×

Derechos de las audiencias sí; una verdad oficial, noCelestino Cesáreo Guzmán

Derechos de las audiencias sí; una verdad oficial, noCelestino Cesáreo Guzmán

La discusión sobre los derechos de las audiencias merece algo más que posiciones extremas. Ni toda regulación de los medios constituye censura, ni toda regulación que invoque la protección de las audiencias está automáticamente exenta de riesgos para la libertad de expresión.

En una democracia, las audiencias tienen derechos. Los ciudadanos no pueden ser considerados simples consumidores pasivos de información. Tienen derecho a distinguir una noticia de un anuncio pagado, a saber cuándo existe contenido patrocinado, a ejercer el derecho de réplica, a contar con mecanismos para presentar inconformidades y a recibir contenidos accesibles para las personas con discapacidad.

Esos avances deben reconocerse y preservarse.
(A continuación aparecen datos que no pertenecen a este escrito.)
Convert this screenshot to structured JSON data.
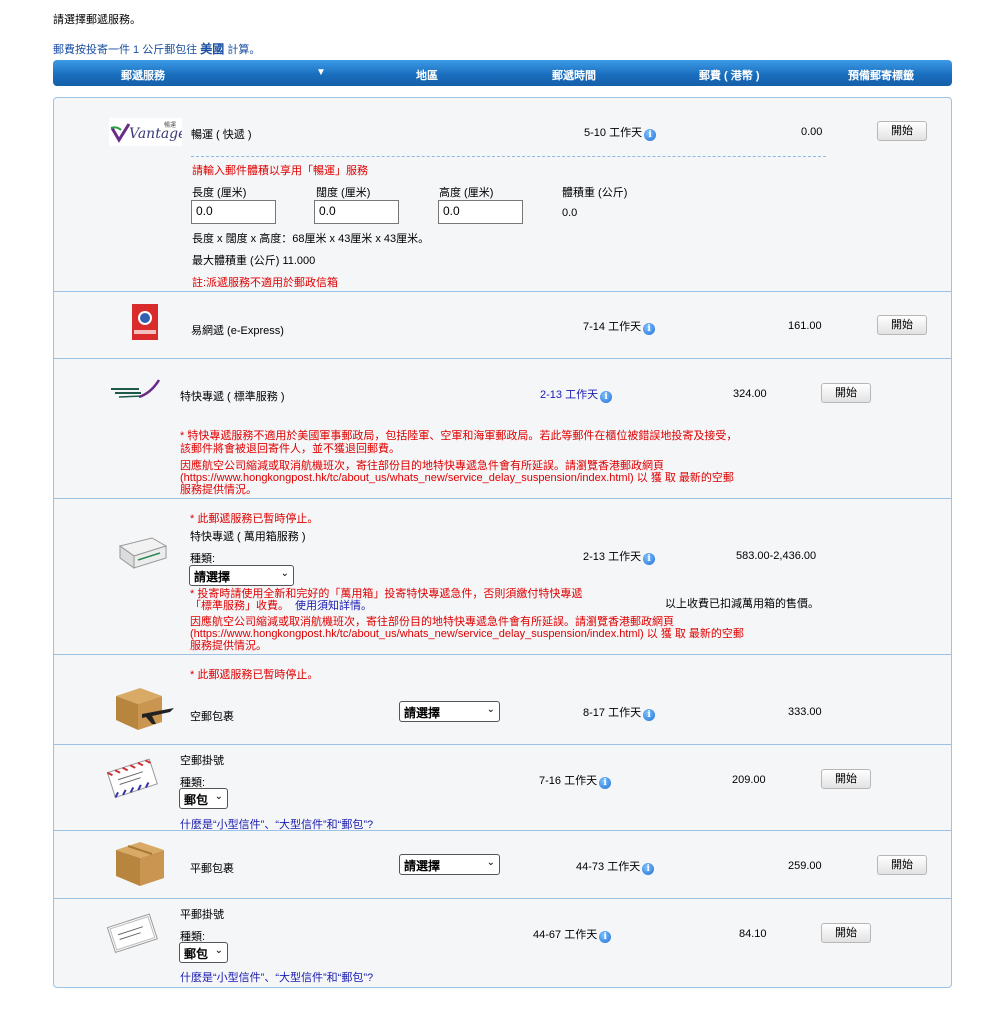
{
  "intro": {
    "line1": "請選擇郵遞服務。",
    "line2_pre": "郵費按投寄一件 1 公斤郵包往 ",
    "country": "美國",
    "line2_post": " 計算。"
  },
  "header": {
    "service": "郵遞服務",
    "arrow": "▼",
    "region": "地區",
    "time": "郵遞時間",
    "fee": "郵費 ( 港幣 )",
    "label": "預備郵寄標籤"
  },
  "rows": {
    "vantage": {
      "name": "暢運 ( 快遞 )",
      "time": "5-10 工作天",
      "fee": "0.00",
      "button": "開始",
      "logo_text": "Vantage",
      "logo_cn": "暢運",
      "note": "請輸入郵件體積以享用「暢運」服務",
      "length_label": "長度 (厘米)",
      "width_label": "闊度 (厘米)",
      "height_label": "高度 (厘米)",
      "volweight_label": "體積重 (公斤)",
      "length_value": "0.0",
      "width_value": "0.0",
      "height_value": "0.0",
      "volweight_value": "0.0",
      "dims_text": "長度 x 闊度 x 高度：68厘米 x 43厘米 x 43厘米。",
      "max_weight": "最大體積重 (公斤) 11.000",
      "remark": "註:派遞服務不適用於郵政信箱"
    },
    "eexpress": {
      "name": "易網遞 (e-Express)",
      "time": "7-14 工作天",
      "fee": "161.00",
      "button": "開始"
    },
    "speedpost_std": {
      "name": "特快專遞 ( 標準服務 )",
      "time": "2-13 工作天",
      "fee": "324.00",
      "button": "開始",
      "note1": "* 特快專遞服務不適用於美國軍事郵政局，包括陸軍、空軍和海軍郵政局。若此等郵件在櫃位被錯誤地投寄及接受，該郵件將會被退回寄件人，並不獲退回郵費。",
      "note2": "因應航空公司縮減或取消航機班次，寄往部份目的地特快專遞急件會有所延誤。請瀏覽香港郵政網頁(https://www.hongkongpost.hk/tc/about_us/whats_new/service_delay_suspension/index.html) 以 獲 取 最新的空郵服務提供情況。"
    },
    "speedpost_box": {
      "suspended": "* 此郵遞服務已暫時停止。",
      "name": "特快專遞 ( 萬用箱服務 )",
      "type_label": "種類:",
      "select": "請選擇",
      "time": "2-13 工作天",
      "fee": "583.00-2,436.00",
      "fee_note": "以上收費已扣減萬用箱的售價。",
      "note1": "* 投寄時請使用全新和完好的「萬用箱」投寄特快專遞急件，否則須繳付特快專遞「標準服務」收費。",
      "note1_link": "使用須知詳情。",
      "note2": "因應航空公司縮減或取消航機班次，寄往部份目的地特快專遞急件會有所延誤。請瀏覽香港郵政網頁(https://www.hongkongpost.hk/tc/about_us/whats_new/service_delay_suspension/index.html) 以 獲 取 最新的空郵服務提供情況。"
    },
    "air_parcel": {
      "suspended": "* 此郵遞服務已暫時停止。",
      "name": "空郵包裹",
      "select": "請選擇",
      "time": "8-17 工作天",
      "fee": "333.00"
    },
    "air_registered": {
      "name": "空郵掛號",
      "type_label": "種類:",
      "select": "郵包",
      "link": "什麼是“小型信件”、“大型信件”和“郵包”?",
      "time": "7-16 工作天",
      "fee": "209.00",
      "button": "開始"
    },
    "surface_parcel": {
      "name": "平郵包裹",
      "select": "請選擇",
      "time": "44-73 工作天",
      "fee": "259.00",
      "button": "開始"
    },
    "surface_registered": {
      "name": "平郵掛號",
      "type_label": "種類:",
      "select": "郵包",
      "link": "什麼是“小型信件”、“大型信件”和“郵包”?",
      "time": "44-67 工作天",
      "fee": "84.10",
      "button": "開始"
    }
  }
}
La discusión actual se produce a partir de los Lineamientos Generales para la Protección de los Derechos de las Audiencias que la Comisión Reguladora de Telecomunicaciones ha sometido a consulta pública. El objetivo declarado es desarrollar las disposiciones establecidas en la nueva legislación en materia de telecomunicaciones y radiodifusión.

Hay aspectos positivos que sería un error descalificar simplemente por razones políticas.

La transparencia frente a la publicidad encubierta, las defensorías de las audiencias, los códigos de ética, el derecho de réplica, la protección de niñas y niños y las medidas de accesibilidad son mecanismos que pueden mejorar la calidad de nuestra comunicación pública.

Pero existe una frontera que el Estado mexicano debe cuidar escrupulosamente.

Una cosa es proteger los derechos de las audiencias y otra muy diferente es otorgar a una autoridad administrativa la capacidad de convertirse, directa o indirectamente, en árbitro de los contenidos periodísticos.

Ahí debemos encender las alertas democráticas.

¿Quién determina cuándo una información está suficientemente contextualizada?

¿Quién decide cuándo termina la información y comienza la opinión?

¿Quién establece, frente a una investigación periodística controvertida, qué versión representa la verdad?

Esas preguntas no son menores.

Imaginemos una investigación sobre corrupción que involucra a servidores públicos. Existen documentos, testimonios y fuentes periodísticas; el gobierno rechaza las acusaciones y ofrece su propia versión. Mientras no exista una resolución judicial definitiva, ¿correspondería a una autoridad administrativa determinar cuál información es “veraz”?

Considero que no.

La democracia no necesita una verdad oficial. Necesita ciudadanos informados, periodistas responsables, medios plurales, derecho de réplica, instituciones transparentes y tribunales independientes.

México necesita mejores medios, pero también necesita medios libres.

Necesita periodistas responsables, pero no periodistas temerosos.

Necesita proteger a las audiencias sin debilitar las libertades conquistadas durante décadas.

Por eso considero que la consulta pública representa una oportunidad para corregir ambigüedades y establecer garantías inequívocas antes de que los lineamientos sean definitivos.

Los derechos de las audiencias deben fortalecerse.

La libertad de expresión también.

No tenemos que escoger entre una y otra.